Yannick is a PhD researcher at Curtin University studying Social Capital theory and how it can be used to explore the social actions of extremists. Professionally, he works in the finance industry specialising in socioeconomic research with a focus on emerging technologies and the future of the Internet. His interest in CERN is to help influence policy through a greater understanding of the mechanics of radicalisation online.

Grace Brooks

Grace Brooks is an interdisciplinary doctoral researcher at the University of Western Australia, specialising in 20th century Australian labour history and representations of industrial disputes within Australian film and television. Grace has taught at both Curtin University and The University of Notre Dame across history and international relations, including histories of 20th century political violence and terrorism.

Paul Sutherland

Paul Sutherland is a practicing artist and PhD candidate at Curtin University. His doctoral research investigates the online visual cultural expressions of political extremism in the 21st century and their art historical genealogies. Paul attained 1st Class Honours with his research into the phenomenological experience of photographic subjectivity, and has taught units in photography and digital media art in DBE and MCASI at Curtin University since 2019.

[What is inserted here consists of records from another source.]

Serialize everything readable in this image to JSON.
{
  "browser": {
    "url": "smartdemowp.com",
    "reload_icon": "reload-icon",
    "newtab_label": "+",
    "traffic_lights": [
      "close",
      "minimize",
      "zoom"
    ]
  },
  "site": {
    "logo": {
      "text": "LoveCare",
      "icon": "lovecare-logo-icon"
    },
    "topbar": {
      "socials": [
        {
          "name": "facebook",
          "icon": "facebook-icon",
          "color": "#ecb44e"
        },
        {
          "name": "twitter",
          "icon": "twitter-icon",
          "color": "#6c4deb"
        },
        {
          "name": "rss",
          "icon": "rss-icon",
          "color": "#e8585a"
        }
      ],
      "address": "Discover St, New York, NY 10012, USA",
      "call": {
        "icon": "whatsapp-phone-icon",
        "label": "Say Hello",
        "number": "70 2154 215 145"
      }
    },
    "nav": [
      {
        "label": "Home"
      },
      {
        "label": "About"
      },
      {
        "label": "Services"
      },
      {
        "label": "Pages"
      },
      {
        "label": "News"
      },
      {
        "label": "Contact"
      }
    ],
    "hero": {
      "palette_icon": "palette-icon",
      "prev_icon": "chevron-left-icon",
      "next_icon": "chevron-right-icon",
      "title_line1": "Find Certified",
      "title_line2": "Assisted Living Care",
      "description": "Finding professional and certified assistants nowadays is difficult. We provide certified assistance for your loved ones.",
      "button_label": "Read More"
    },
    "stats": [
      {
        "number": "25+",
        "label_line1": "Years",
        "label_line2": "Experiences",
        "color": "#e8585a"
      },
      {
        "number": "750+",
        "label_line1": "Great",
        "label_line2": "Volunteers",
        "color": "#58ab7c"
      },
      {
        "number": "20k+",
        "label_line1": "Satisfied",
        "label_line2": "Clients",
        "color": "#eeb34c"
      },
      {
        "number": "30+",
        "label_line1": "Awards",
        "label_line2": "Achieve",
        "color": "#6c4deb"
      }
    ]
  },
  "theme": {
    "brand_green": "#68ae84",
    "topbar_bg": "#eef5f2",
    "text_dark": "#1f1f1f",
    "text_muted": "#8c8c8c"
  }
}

Professor Kit Messham-Muir

Professor Kit Messham-Muir is an art theorist, educator, researcher and critic based at Curtin University in Perth, Australia. His doctoral thesis examined the role of affect and emotion in political conflicts surrounding contemporary art in the 1990s.  Since 1997, Prof Messham-Muir has taught art history at universities in Australia and Hong Kong and won multiple awards for teaching.  He publishes frequently in peer-reviewed and popular press (Artforum, Art & Australia, The Conversation) and directs the StudioCrasher video project. Prof Messham-Muir is author of Double War: Shaun Gladwell, visual culture and the wars in Afghanistan and Iraq (Thames & Hudson 2015), and with A/Prof Uroš Čvoro (UNSW) is co-author of Images of War in Contemporary Art: Terror and Conflict in the Mass Media (Bloomsbury 2021) and The Trump Effect in Contemporary Art and Visual Culture: Populism, Politics, and Paranoia (Bloomsbury forthcoming 2022).  Prof Messham-Muir is lead investigator on ‘Art in Conflict’, an Australian Research Council funded linkage project in partnership with the Australian War Memorial and the National Trust (NSW), and in collaboration with the University of Melbourne, the University of New South Wales and the University of Manchester. 

Sarah Fulford

“Sarah Fulford is an Historian and currently undertaking a PhD at Curtin University focused on the marginalisation of Australian nurses during military conflict. Sarah has worked at the University for over two decades and brings a wealth of experience about Curtin functionality to this research group. The focus of her research in CERN is on the gendered nature of extremism and the role women play within the context of extremist ideology

Dr Sian Tomkinson

Dr Sian Tomkinson is a media and communications scholar who specialises in video games, gender, and Deleuzoguattarian philosophy. Her core research focus revolves around player engagement with video games, meaning-making, and communities of play, including toxic online communities. Sian’s work has been published in Games and Culture, Continuum, and gamevironments, among others. She co-hosts a game studies podcast called Meaningful Play.

Our people

Dr Ben Rich

Dr Ben Rich is a senior lecturer in International Relations and History at Curtin University and is the network convener of PERN. His research has focused on various aspects of Saudi domestic and foreign policy. Ben has worked on a range of topics relating to extremism, political violence and radicalisation including the impact of foreign fighters, the intersection between religious fundamentalism and authoritarian governance, the role of ontological insecurity in fomenting politically extreme views, and the processes and structures that underpin online extremist communities.